Benoît StijlemansHannelie KorfPatrick De BaetselierLea BrysJo A Van GinderachterStefan MagezCarl De Trez
Published in: PLoS pathogens (2020)
Bovine African Trypanosomosis is an infectious parasitic disease affecting livestock productivity and thereby impairing the economic development of Sub-Saharan Africa. The most important trypanosome species implicated is T. congolense, causing anemia as most important pathological feature. Using murine models, it was shown that due to the parasite's efficient immune evasion mechanisms, including (i) antigenic variation of the variable surface glycoprotein (VSG) coat, (ii) induction of polyclonal B cell activation, (iii) loss of B cell memory and (iv) T cell mediated immunosuppression, disease prevention through vaccination has so far been impossible. In trypanotolerant models a strong, early pro-inflammatory immune response involving IFN-γ, TNF and NO, combined with a strong humoral anti-VSG response, ensures early parasitemia control.

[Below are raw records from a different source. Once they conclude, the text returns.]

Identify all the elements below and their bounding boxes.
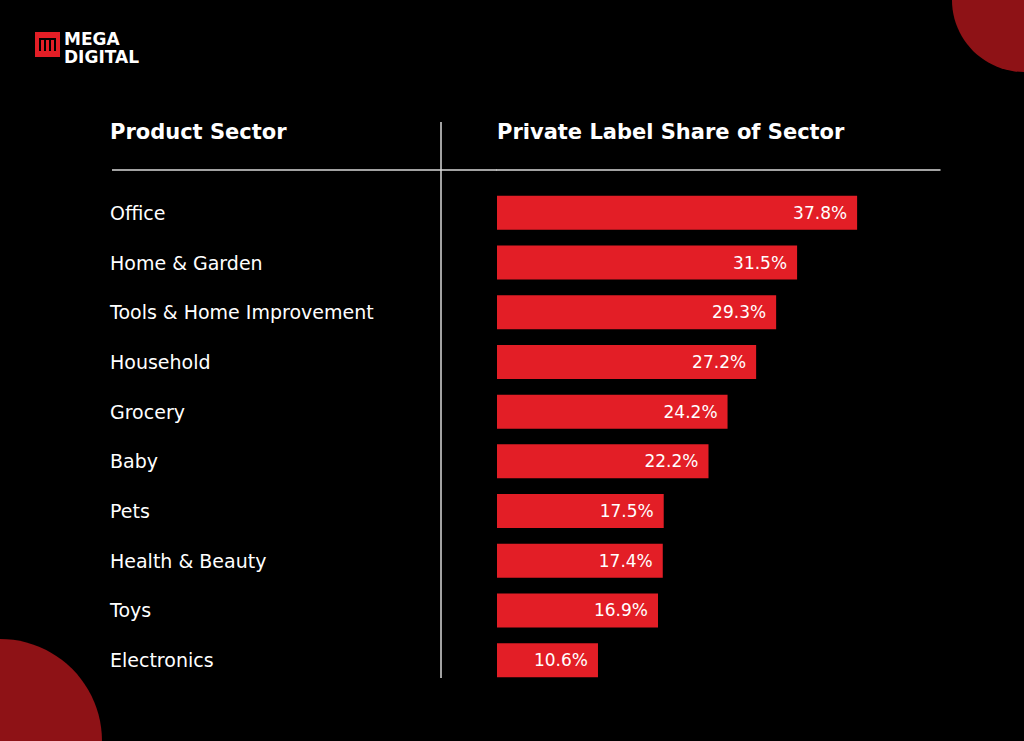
svg-text:Health & Beauty: Health & Beauty bbox=[110, 550, 266, 572]
svg-text:Product Sector: Product Sector bbox=[110, 120, 287, 144]
svg-text:31.5%: 31.5% bbox=[733, 253, 787, 273]
svg-text:Baby: Baby bbox=[110, 450, 158, 472]
svg-text:Grocery: Grocery bbox=[110, 401, 185, 423]
svg-text:22.2%: 22.2% bbox=[644, 451, 698, 471]
svg-text:Office: Office bbox=[110, 202, 165, 224]
svg-text:29.3%: 29.3% bbox=[712, 302, 766, 322]
svg-text:27.2%: 27.2% bbox=[692, 352, 746, 372]
svg-text:MEGA: MEGA bbox=[64, 29, 120, 49]
svg-text:Household: Household bbox=[110, 351, 211, 373]
svg-text:17.4%: 17.4% bbox=[599, 551, 653, 571]
svg-text:Private Label Share of Sector: Private Label Share of Sector bbox=[497, 120, 845, 144]
svg-text:17.5%: 17.5% bbox=[600, 501, 654, 521]
svg-text:Tools & Home Improvement: Tools & Home Improvement bbox=[109, 301, 374, 323]
svg-text:Toys: Toys bbox=[109, 599, 151, 621]
svg-text:Electronics: Electronics bbox=[110, 649, 214, 671]
svg-text:10.6%: 10.6% bbox=[534, 650, 588, 670]
svg-text:DIGITAL: DIGITAL bbox=[64, 47, 139, 67]
svg-text:37.8%: 37.8% bbox=[793, 203, 847, 223]
svg-text:Pets: Pets bbox=[110, 500, 150, 522]
svg-text:16.9%: 16.9% bbox=[594, 600, 648, 620]
svg-text:24.2%: 24.2% bbox=[664, 402, 718, 422]
svg-text:Home & Garden: Home & Garden bbox=[110, 252, 263, 274]
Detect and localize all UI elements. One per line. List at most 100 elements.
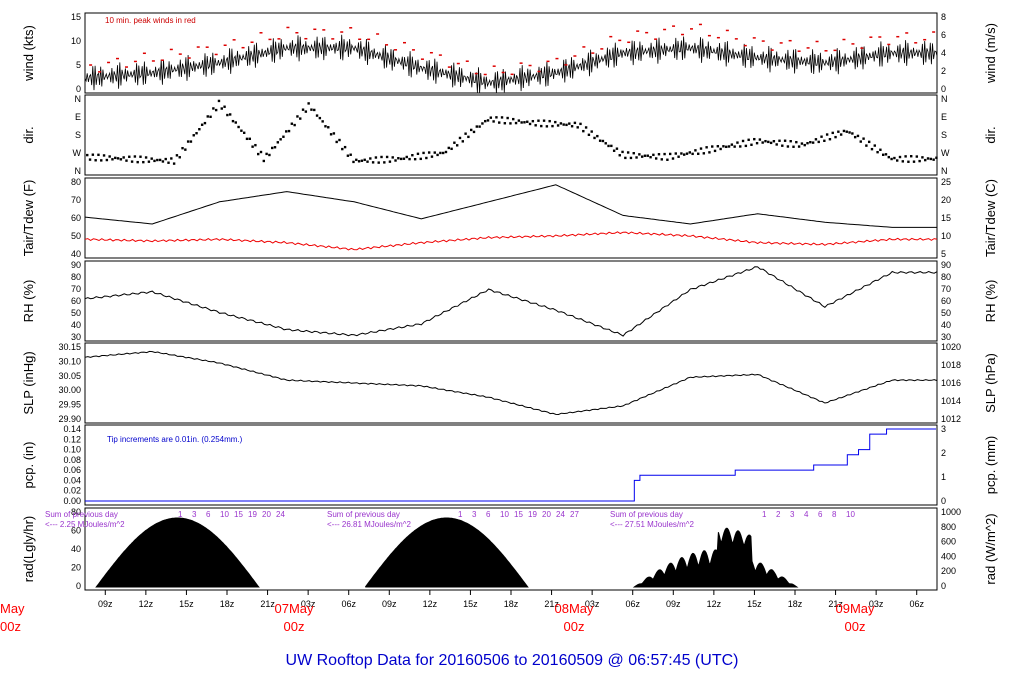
x-tick-label: 03z (869, 599, 884, 609)
direction-point (691, 152, 694, 156)
direction-point (329, 133, 333, 136)
direction-point (467, 135, 470, 139)
direction-point (898, 155, 902, 159)
direction-point (198, 128, 201, 131)
direction-point (526, 120, 529, 123)
panel-3-left-tick-label: 40 (71, 320, 81, 330)
direction-point (422, 151, 425, 155)
direction-point (486, 119, 490, 122)
direction-point (562, 123, 565, 126)
direction-point (332, 132, 336, 135)
panel-3-right-axis-label: RH (%) (983, 280, 998, 323)
radiation-hour-marker: 24 (556, 510, 565, 519)
direction-point (593, 136, 596, 140)
direction-point (419, 157, 422, 161)
direction-point (268, 153, 271, 157)
direction-point (223, 105, 226, 108)
panel-6-left-axis-label: rad(Lgly/hr) (21, 516, 36, 582)
x-tick-label: 15z (179, 599, 194, 609)
direction-point (495, 116, 498, 119)
direction-point (94, 159, 97, 162)
direction-point (352, 160, 355, 164)
panel-6-right-tick-label: 800 (941, 522, 956, 532)
direction-point (727, 145, 731, 148)
direction-point (626, 151, 630, 154)
direction-point (688, 151, 692, 154)
direction-point (884, 153, 888, 156)
direction-point (769, 141, 773, 145)
panel-2-right-tick-label: 5 (941, 249, 946, 259)
panel-6-right-tick-label: 400 (941, 551, 956, 561)
direction-point (310, 108, 313, 111)
direction-point (680, 152, 683, 155)
direction-point (654, 157, 658, 160)
direction-point (722, 145, 725, 148)
direction-point (797, 145, 801, 148)
direction-point (767, 140, 770, 144)
panel-6-left-tick-label: 40 (71, 544, 81, 554)
direction-point (811, 141, 815, 144)
precip-annotation: Tip increments are 0.01in. (0.254mm.) (107, 435, 243, 444)
x-tick-label: 12z (423, 599, 438, 609)
direction-point (834, 135, 837, 139)
direction-point (484, 119, 487, 123)
x-tick-label: 06z (909, 599, 924, 609)
direction-point (867, 140, 871, 144)
direction-point (604, 142, 607, 145)
radiation-hour-marker: 20 (542, 510, 551, 519)
panel-0-left-tick-label: 15 (71, 12, 81, 22)
direction-point (413, 157, 417, 161)
panel-2-left-tick-label: 60 (71, 213, 81, 223)
panel-4-left-tick-label: 30.05 (58, 371, 81, 381)
direction-point (259, 150, 263, 154)
direction-point (677, 155, 680, 158)
panel-6-right-tick-label: 600 (941, 537, 956, 547)
direction-point (296, 115, 299, 118)
x-tick-label: 12z (139, 599, 154, 609)
direction-point (904, 155, 907, 158)
panel-5-right-tick-label: 2 (941, 448, 946, 458)
direction-point (271, 146, 274, 150)
direction-point (783, 139, 787, 142)
direction-point (739, 145, 742, 148)
direction-point (893, 156, 896, 160)
direction-point (556, 124, 560, 127)
direction-point (399, 157, 403, 161)
direction-point (663, 152, 666, 156)
panel-4-right-tick-label: 1014 (941, 396, 961, 406)
panel-3-left-tick-label: 60 (71, 296, 81, 306)
panel-5-left-tick-label: 0.10 (63, 445, 81, 455)
direction-point (338, 138, 341, 142)
direction-point (383, 161, 386, 164)
direction-point (758, 138, 762, 141)
panel-2-left-axis-label: Tair/Tdew (F) (21, 180, 36, 257)
panel-0-left-tick-label: 5 (76, 60, 81, 70)
direction-point (582, 129, 585, 133)
direction-point (744, 144, 748, 148)
direction-point (792, 145, 795, 148)
direction-point (512, 117, 515, 121)
direction-point (114, 156, 117, 160)
direction-point (430, 155, 434, 158)
panel-2-right-tick-label: 15 (941, 213, 951, 223)
panel-5-left-tick-label: 0.12 (63, 434, 81, 444)
direction-point (156, 158, 159, 162)
direction-point (800, 142, 804, 145)
date-hour-3: 00z (845, 619, 866, 634)
direction-point (184, 148, 187, 151)
direction-point (870, 147, 874, 151)
direction-point (248, 137, 251, 140)
precip-line (85, 428, 936, 502)
direction-point (711, 145, 714, 148)
direction-point (918, 159, 921, 163)
radiation-hour-marker: 8 (832, 510, 837, 519)
x-tick-label: 21z (828, 599, 843, 609)
direction-point (568, 122, 571, 125)
direction-point (492, 120, 495, 123)
radiation-hour-marker: 2 (776, 510, 781, 519)
radiation-note-1-line2: <--- 2.25 MJoules/m^2 (45, 520, 125, 529)
direction-point (848, 131, 851, 134)
panel-4-left-tick-label: 29.95 (58, 400, 81, 410)
direction-point (896, 159, 899, 162)
direction-point (772, 140, 776, 143)
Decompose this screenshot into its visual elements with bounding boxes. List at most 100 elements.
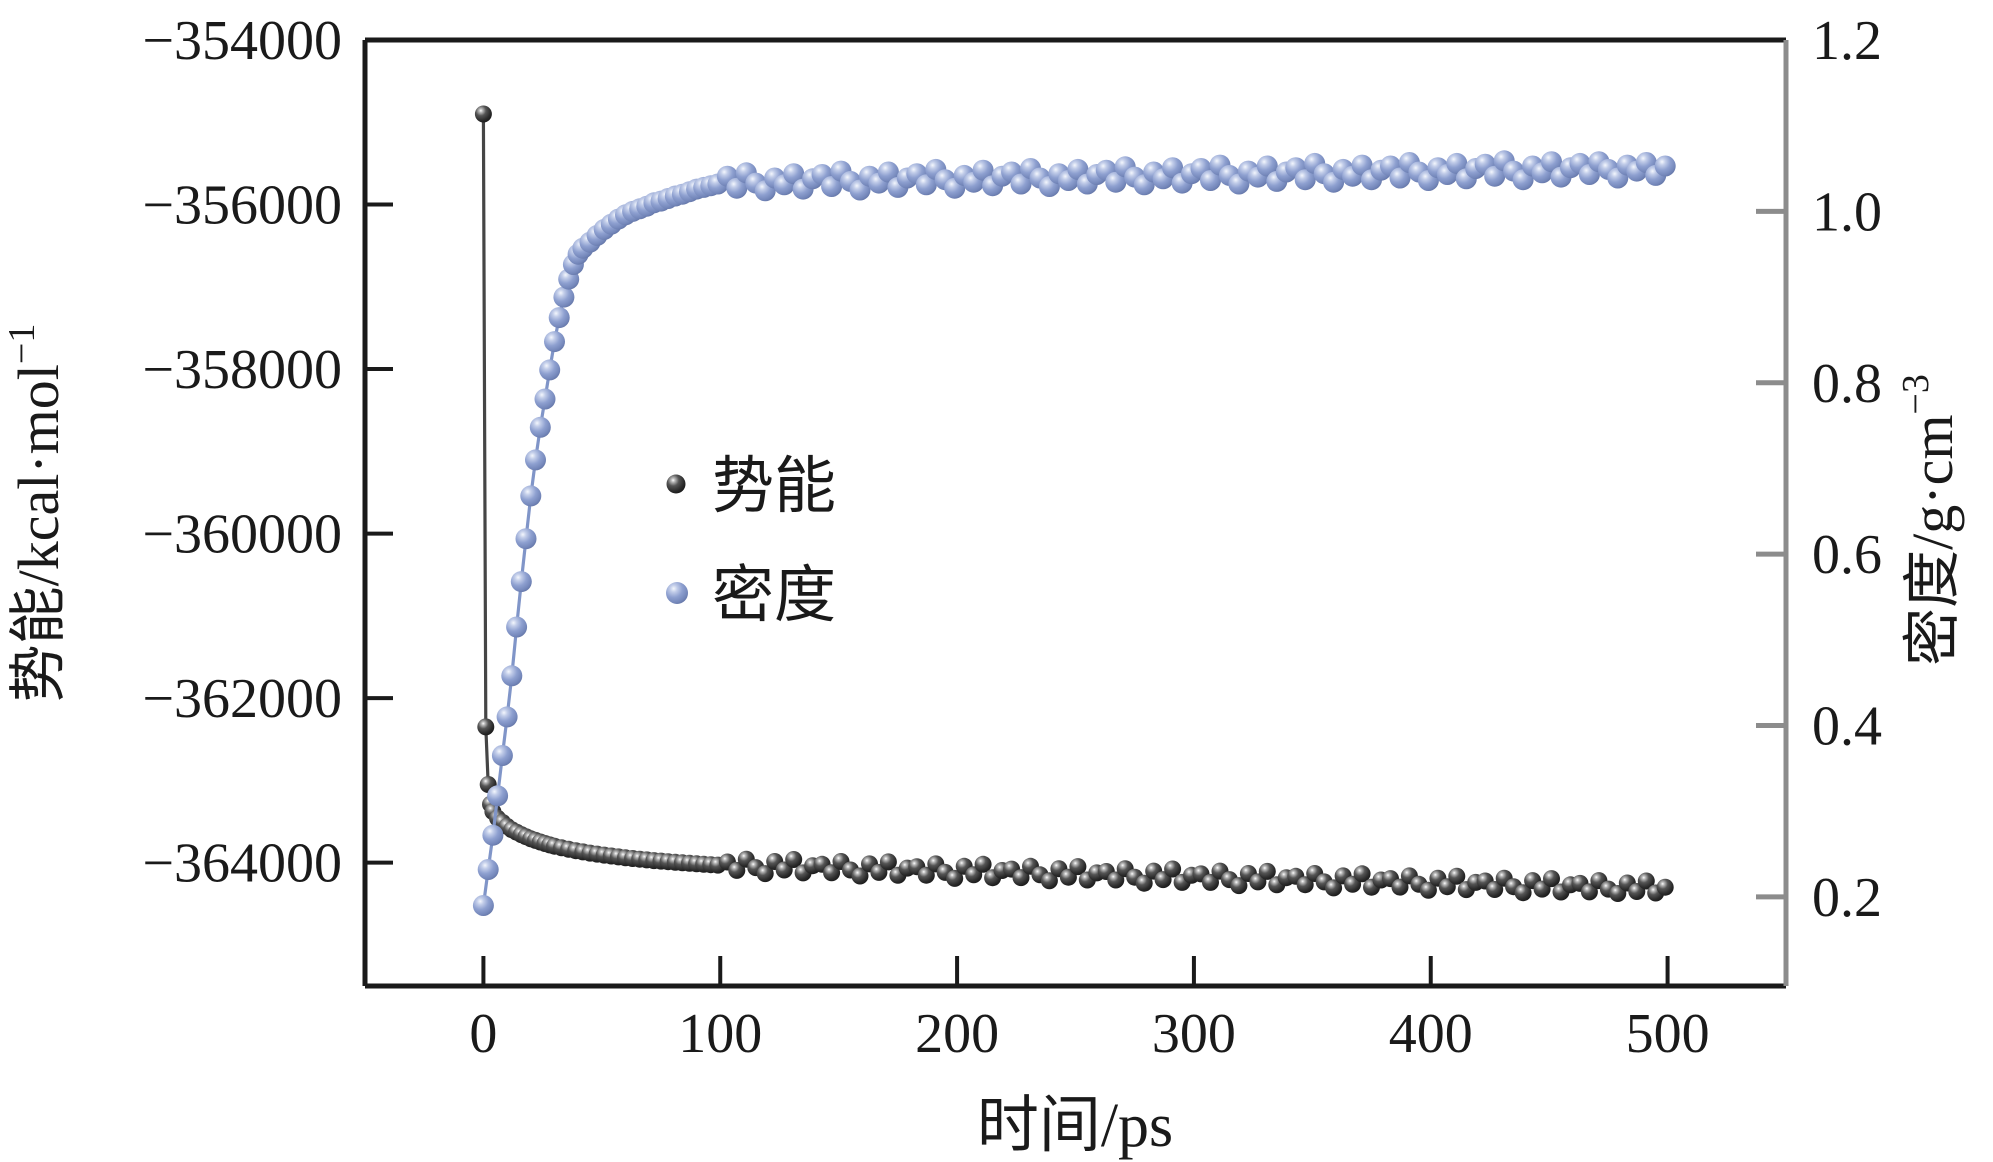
data-point [785,851,803,868]
data-point [1294,169,1316,191]
y-right-tick-label: 1.2 [1812,10,1882,72]
axis-right: 1.2 1.0 0.8 0.6 0.4 0.2 [1756,10,1882,929]
y-right-tick-label: 0.4 [1812,696,1882,758]
data-point [1353,865,1371,883]
data-point [1325,879,1343,897]
axis-left: −354000 −356000 −358000 −360000 −362000 −3640… [142,10,393,895]
data-point [487,785,509,807]
data-point [1543,870,1560,888]
data-point [946,869,964,887]
y-left-tick-label: −362000 [142,668,342,730]
data-point [544,331,565,353]
x-tick-label: 100 [678,1003,762,1065]
data-point [496,706,518,728]
data-point [515,528,537,550]
y-left-tick-label: −356000 [142,175,342,237]
data-point [1514,884,1532,902]
y-left-tick-label: −360000 [142,504,342,566]
data-point [1202,873,1219,891]
legend-label-potential-energy: 势能 [712,453,836,521]
data-point [1446,152,1468,174]
data-point [823,864,841,882]
data-point [1258,862,1276,880]
data-point [506,616,528,638]
y-right-tick-label: 0.6 [1812,524,1882,586]
data-point [1010,173,1032,195]
data-point [510,571,532,593]
data-point [972,159,994,181]
data-point [879,853,897,871]
data-point [1296,876,1314,894]
data-point [851,867,869,885]
data-point [877,161,899,183]
data-point [821,176,843,197]
data-point [1162,157,1184,179]
x-tick-label: 200 [915,1003,999,1065]
series-potential-energy [474,105,1674,902]
series-line [481,113,1667,896]
data-point [482,824,504,846]
data-point [1164,860,1182,878]
series-density [472,150,1676,916]
data-point [1012,869,1030,887]
data-point [1654,155,1676,177]
x-tick-label: 300 [1152,1003,1236,1065]
data-point [1069,858,1087,876]
data-point [756,865,774,883]
data-point [917,866,935,884]
data-point [1389,167,1411,189]
data-point [520,485,542,507]
y-left-tick-label: −354000 [142,10,342,72]
legend-marker-potential-energy-icon [666,474,686,494]
data-point [1200,170,1221,191]
data-point [491,745,513,766]
data-point [1580,883,1598,901]
data-point [1419,881,1437,899]
x-axis-title: 时间/ps [977,1092,1173,1160]
y-right-tick-label: 0.2 [1812,867,1882,929]
data-point [1391,878,1409,896]
data-point [1541,151,1562,173]
y-right-tick-label: 1.0 [1812,181,1882,243]
data-point [534,388,556,410]
y-left-tick-label: −364000 [142,833,342,895]
y-right-axis-title: 密度/g·cm−3 [1895,374,1965,666]
data-point [548,307,570,329]
data-point [1484,165,1506,187]
y-right-tick-label: 0.8 [1812,353,1882,415]
data-point [529,416,551,438]
data-point [477,859,499,880]
data-point [726,177,748,199]
plot-frame [362,37,1789,989]
data-point [553,286,575,308]
data-point [525,449,546,471]
y-left-tick-label: −358000 [142,339,342,401]
data-point [974,855,992,873]
data-point [501,665,523,687]
data-point [1135,874,1153,892]
data-point [472,895,494,916]
data-point [539,359,561,381]
data-point [783,163,805,185]
data-point [1256,155,1278,177]
data-point [1107,871,1125,889]
data-point [728,861,746,879]
y-left-axis-title: 势能/kcal·mol−1 [1,324,71,703]
legend-marker-density-icon [666,582,688,604]
data-point [1448,867,1466,885]
data-point [1637,872,1655,890]
series-line [481,158,1667,906]
data-point [915,174,937,196]
data-point [474,105,492,123]
x-tick-label: 500 [1626,1003,1710,1065]
data-point [1656,878,1674,896]
data-point [1040,872,1058,890]
data-point [1230,877,1248,895]
axis-bottom: 0 100 200 300 400 500 [469,956,1710,1065]
data-point [477,718,495,736]
legend-label-density: 密度 [712,562,836,630]
x-tick-label: 0 [469,1003,497,1065]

This potent protective inflammatory response is counterbalanced by the production of the anti-inflammatory cytokine IL-10, which in turn prevents early death of the host from uncontrolled hyper-inflammation-mediated immunopathologies. Though at this stage different hematopoietic cells, such as NK cells, T cells and B cells as well as myeloid cells (i.e. alternatively activated myeloid cells (M2) or Ly6c- monocytes), were found to produce IL-10, the contribution of non-hematopoietic cells as potential IL-10 source during experimental T. congolense infection has not been addressed. Here, we report for the first time that during the chronic stage of T. congolense infection non-hematopoietic cells constitute an important source of IL-10. Our data shows that hepatocyte-derived IL-10 is mandatory for host survival and is crucial for the control of trypanosomosis-induced inflammation and associated immunopathologies such as anemia, hepatosplenomegaly and excessive tissue injury.